= Associated Iron and Steel Workers of Great Britain =

Union of Iron and Steel workers in Great Britain

The Associated Iron and Steel Workers of Great Britain was a trade union representing people employed in iron- and steelworks in Britain.

The union was founded in 1887, following a conference organised by Edward Trow of the Amalgamated Malleable Ironworkers of Great Britain, which had been in decline for many years. In particular, Trow worried that many of the remaining members worked on contracts in declining ironworking areas, while the new British Steel Smelters' Association (BSSA) aimed to unionise daily paid workers, and indeed campaigned against contracts.

Trow organised a conference in Manchester, where attendees represented 40,000 iron and steel workers. In order to minimise regional rivalries, its rules stated that the president must come from South Staffordshire, and the vice-president from Lancashire. Trow was elected as general secretary, unpaid for the first three months. He suggested that, after this time, the post would be held jointly with James Capper, but Capper was not interested in the role.

In contrast to the earlier union, the Associated also sought to unionise workers in the rapidly growing steelworks, and it had particular success in attracting contractors to join. In 1891, the Malleable Ironworkers was wound up, and its few remaining members transferred to the Associated, with membership reaching 10,000 in 1892. Although this varied over the next decade, it was still around 8,000 in 1899, when Trow died, and the old regional rivalries had by then been overcome.
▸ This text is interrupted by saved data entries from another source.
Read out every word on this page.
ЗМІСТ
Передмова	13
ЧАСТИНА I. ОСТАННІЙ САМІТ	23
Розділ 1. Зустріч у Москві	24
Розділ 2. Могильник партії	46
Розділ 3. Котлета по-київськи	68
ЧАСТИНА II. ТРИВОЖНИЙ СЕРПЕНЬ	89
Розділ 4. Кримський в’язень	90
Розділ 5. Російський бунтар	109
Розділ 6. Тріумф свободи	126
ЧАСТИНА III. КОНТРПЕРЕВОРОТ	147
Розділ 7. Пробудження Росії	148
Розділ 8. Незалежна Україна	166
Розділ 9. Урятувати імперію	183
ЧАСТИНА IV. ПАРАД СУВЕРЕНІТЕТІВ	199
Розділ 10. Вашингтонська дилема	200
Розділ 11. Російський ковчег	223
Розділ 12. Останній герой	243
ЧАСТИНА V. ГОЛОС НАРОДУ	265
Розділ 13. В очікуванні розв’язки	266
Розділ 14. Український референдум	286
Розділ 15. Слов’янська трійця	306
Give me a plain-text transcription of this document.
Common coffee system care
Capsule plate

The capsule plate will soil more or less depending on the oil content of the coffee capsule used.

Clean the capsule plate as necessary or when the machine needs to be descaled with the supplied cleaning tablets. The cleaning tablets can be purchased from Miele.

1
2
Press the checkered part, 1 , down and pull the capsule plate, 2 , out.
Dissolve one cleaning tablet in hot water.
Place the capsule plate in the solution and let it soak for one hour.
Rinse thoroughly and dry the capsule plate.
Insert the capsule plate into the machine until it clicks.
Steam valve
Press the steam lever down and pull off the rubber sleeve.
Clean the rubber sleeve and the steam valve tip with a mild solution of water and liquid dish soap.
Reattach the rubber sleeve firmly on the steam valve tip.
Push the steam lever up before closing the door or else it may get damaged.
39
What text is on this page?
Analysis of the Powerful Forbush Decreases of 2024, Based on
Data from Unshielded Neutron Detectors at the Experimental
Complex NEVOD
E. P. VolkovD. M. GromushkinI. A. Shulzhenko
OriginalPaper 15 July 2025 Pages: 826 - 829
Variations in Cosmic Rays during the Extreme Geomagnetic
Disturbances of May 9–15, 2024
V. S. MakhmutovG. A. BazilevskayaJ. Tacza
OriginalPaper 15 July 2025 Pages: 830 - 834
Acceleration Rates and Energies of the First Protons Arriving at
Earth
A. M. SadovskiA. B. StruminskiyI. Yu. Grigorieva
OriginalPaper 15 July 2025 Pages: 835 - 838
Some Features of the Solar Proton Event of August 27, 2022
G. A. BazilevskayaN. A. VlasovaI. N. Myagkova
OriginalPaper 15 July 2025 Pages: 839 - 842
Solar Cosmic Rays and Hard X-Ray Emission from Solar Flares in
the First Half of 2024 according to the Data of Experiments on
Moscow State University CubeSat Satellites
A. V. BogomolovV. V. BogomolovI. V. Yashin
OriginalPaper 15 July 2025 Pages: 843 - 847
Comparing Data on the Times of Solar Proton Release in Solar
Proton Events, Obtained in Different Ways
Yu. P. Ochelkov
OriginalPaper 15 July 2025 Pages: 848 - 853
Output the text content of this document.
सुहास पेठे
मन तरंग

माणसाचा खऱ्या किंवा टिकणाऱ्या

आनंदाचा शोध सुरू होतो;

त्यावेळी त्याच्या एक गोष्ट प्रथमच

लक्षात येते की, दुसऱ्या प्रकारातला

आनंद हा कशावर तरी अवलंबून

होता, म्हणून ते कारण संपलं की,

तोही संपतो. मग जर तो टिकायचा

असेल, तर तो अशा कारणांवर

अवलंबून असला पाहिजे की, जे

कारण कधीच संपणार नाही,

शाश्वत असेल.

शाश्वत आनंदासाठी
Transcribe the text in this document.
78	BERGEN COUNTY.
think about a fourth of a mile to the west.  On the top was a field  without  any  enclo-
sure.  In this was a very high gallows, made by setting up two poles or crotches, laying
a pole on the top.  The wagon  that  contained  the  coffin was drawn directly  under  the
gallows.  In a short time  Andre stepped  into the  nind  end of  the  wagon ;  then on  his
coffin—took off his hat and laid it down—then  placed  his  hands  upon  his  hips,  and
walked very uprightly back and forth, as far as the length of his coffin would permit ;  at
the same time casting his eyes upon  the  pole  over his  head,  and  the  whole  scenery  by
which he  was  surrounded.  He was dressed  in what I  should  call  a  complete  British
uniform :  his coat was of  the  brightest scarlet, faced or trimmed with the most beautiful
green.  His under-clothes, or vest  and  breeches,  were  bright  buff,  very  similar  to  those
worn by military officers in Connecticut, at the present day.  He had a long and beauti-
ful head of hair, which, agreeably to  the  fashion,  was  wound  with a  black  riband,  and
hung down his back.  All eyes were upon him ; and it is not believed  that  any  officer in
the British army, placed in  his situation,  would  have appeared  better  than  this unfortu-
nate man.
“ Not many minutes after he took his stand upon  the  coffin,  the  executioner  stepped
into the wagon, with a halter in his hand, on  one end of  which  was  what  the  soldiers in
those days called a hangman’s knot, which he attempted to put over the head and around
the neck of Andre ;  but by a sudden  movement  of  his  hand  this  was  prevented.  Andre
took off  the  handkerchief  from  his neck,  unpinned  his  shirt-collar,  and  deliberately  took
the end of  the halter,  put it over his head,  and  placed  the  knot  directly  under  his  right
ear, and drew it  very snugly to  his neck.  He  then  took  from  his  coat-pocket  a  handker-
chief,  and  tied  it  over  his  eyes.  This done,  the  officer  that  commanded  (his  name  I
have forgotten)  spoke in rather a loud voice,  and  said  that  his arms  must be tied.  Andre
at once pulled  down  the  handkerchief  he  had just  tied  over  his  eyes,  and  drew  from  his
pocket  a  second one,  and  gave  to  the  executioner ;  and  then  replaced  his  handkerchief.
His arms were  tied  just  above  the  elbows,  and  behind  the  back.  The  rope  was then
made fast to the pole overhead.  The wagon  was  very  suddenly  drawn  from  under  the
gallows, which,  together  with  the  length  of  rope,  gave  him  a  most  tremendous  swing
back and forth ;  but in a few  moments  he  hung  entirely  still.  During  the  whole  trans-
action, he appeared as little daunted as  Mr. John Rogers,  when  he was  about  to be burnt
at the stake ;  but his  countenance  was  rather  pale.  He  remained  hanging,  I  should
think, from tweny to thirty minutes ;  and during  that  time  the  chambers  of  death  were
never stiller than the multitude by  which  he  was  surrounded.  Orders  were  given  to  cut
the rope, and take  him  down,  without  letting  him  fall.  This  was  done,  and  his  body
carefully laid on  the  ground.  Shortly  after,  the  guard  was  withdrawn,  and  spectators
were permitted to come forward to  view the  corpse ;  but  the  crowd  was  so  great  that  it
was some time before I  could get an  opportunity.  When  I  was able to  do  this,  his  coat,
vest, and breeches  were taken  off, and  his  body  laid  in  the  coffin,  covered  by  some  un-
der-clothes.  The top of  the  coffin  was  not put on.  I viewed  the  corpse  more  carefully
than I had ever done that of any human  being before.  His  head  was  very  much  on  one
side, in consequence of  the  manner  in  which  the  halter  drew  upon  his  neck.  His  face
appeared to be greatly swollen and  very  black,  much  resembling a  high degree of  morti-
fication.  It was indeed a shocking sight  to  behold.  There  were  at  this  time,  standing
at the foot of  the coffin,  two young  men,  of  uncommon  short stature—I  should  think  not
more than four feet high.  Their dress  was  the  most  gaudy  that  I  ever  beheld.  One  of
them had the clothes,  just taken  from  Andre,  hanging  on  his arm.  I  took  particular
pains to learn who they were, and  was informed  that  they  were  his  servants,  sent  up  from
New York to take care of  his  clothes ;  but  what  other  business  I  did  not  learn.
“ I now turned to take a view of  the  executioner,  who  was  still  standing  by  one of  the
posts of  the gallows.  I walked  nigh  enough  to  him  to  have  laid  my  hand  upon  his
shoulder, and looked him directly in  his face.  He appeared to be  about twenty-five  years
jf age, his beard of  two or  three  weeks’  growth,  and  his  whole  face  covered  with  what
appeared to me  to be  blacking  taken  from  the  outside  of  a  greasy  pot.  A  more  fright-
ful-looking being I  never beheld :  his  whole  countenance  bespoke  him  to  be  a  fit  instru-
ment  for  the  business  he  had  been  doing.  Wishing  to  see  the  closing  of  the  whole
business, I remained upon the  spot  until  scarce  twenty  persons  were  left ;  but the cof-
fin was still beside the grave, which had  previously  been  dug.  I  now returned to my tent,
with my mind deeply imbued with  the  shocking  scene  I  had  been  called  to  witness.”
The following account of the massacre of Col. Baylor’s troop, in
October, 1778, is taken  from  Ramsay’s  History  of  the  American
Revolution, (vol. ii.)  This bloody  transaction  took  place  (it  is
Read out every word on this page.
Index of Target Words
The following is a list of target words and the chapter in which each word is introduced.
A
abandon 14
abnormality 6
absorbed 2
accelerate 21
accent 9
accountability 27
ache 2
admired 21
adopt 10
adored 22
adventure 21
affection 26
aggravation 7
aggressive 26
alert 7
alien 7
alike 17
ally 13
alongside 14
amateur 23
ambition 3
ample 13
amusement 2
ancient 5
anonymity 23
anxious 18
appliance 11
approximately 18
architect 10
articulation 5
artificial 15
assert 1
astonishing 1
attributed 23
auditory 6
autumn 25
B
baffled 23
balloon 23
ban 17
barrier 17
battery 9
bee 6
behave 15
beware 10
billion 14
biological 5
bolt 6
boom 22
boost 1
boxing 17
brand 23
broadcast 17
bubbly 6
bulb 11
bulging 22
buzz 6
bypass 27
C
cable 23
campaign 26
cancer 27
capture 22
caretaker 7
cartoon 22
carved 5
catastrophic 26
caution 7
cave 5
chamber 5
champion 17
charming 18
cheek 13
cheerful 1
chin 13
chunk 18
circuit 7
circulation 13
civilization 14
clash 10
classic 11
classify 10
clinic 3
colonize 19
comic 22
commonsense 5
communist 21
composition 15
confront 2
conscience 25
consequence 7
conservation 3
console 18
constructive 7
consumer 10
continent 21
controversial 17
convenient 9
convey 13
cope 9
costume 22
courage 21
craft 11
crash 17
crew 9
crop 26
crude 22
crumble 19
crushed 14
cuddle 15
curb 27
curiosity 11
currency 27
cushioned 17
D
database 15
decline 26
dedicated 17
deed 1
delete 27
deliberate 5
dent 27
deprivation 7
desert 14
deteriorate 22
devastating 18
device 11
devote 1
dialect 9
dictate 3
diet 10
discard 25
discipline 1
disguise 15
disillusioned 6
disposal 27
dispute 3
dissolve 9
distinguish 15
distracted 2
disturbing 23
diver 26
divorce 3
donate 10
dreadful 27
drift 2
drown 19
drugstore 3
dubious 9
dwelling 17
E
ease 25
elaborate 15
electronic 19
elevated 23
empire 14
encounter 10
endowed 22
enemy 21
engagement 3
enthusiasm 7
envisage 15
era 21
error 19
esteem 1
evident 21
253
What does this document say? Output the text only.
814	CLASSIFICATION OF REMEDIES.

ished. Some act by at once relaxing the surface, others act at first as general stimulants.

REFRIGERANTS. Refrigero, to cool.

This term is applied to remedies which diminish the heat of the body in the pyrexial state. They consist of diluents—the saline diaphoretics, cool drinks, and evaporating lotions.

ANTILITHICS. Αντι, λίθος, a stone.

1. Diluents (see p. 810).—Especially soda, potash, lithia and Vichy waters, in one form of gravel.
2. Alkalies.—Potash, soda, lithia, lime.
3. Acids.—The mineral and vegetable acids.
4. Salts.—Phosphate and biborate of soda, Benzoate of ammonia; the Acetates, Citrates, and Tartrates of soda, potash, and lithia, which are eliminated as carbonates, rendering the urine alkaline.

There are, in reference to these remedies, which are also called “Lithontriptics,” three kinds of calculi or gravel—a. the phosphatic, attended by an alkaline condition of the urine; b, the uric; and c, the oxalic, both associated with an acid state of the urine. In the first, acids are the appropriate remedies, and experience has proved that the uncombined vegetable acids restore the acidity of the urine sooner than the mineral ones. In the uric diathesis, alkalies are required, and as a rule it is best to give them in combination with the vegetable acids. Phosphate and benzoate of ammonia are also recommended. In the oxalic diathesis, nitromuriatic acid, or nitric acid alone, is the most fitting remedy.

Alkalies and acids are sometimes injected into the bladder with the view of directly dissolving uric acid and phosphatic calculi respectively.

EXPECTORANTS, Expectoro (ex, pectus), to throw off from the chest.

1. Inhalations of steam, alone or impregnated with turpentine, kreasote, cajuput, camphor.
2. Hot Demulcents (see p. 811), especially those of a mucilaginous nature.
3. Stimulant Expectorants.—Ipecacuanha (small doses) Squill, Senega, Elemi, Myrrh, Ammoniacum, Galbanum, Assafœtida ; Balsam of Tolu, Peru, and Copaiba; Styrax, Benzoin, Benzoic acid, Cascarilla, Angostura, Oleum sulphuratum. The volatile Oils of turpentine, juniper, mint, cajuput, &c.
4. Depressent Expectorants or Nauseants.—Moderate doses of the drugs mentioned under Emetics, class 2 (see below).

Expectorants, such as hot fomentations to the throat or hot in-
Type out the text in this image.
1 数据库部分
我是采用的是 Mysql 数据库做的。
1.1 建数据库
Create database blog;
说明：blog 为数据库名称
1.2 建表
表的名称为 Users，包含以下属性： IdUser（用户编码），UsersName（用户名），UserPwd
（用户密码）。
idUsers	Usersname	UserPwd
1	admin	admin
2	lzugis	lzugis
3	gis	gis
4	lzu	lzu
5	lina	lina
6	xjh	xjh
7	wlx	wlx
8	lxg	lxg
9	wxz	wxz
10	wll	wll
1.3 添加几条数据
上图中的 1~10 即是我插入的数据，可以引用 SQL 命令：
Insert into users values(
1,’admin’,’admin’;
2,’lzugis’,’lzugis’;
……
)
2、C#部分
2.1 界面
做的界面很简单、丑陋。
During the 1900s, the union lost members due to a decline in employment at ironworks, and through some potential members joining the rival BSSA. Both unions were members of the Trades Union Congress and their demarcation dispute came to a head in 1909. The foundation of the loose Iron and Steel Trades Federation in 1913 did not solve the issue, but in the Associated began growing again and merged into the new British Iron, Steel and Kindred Trades Association in 1917, at which point it had just under 10,000 members.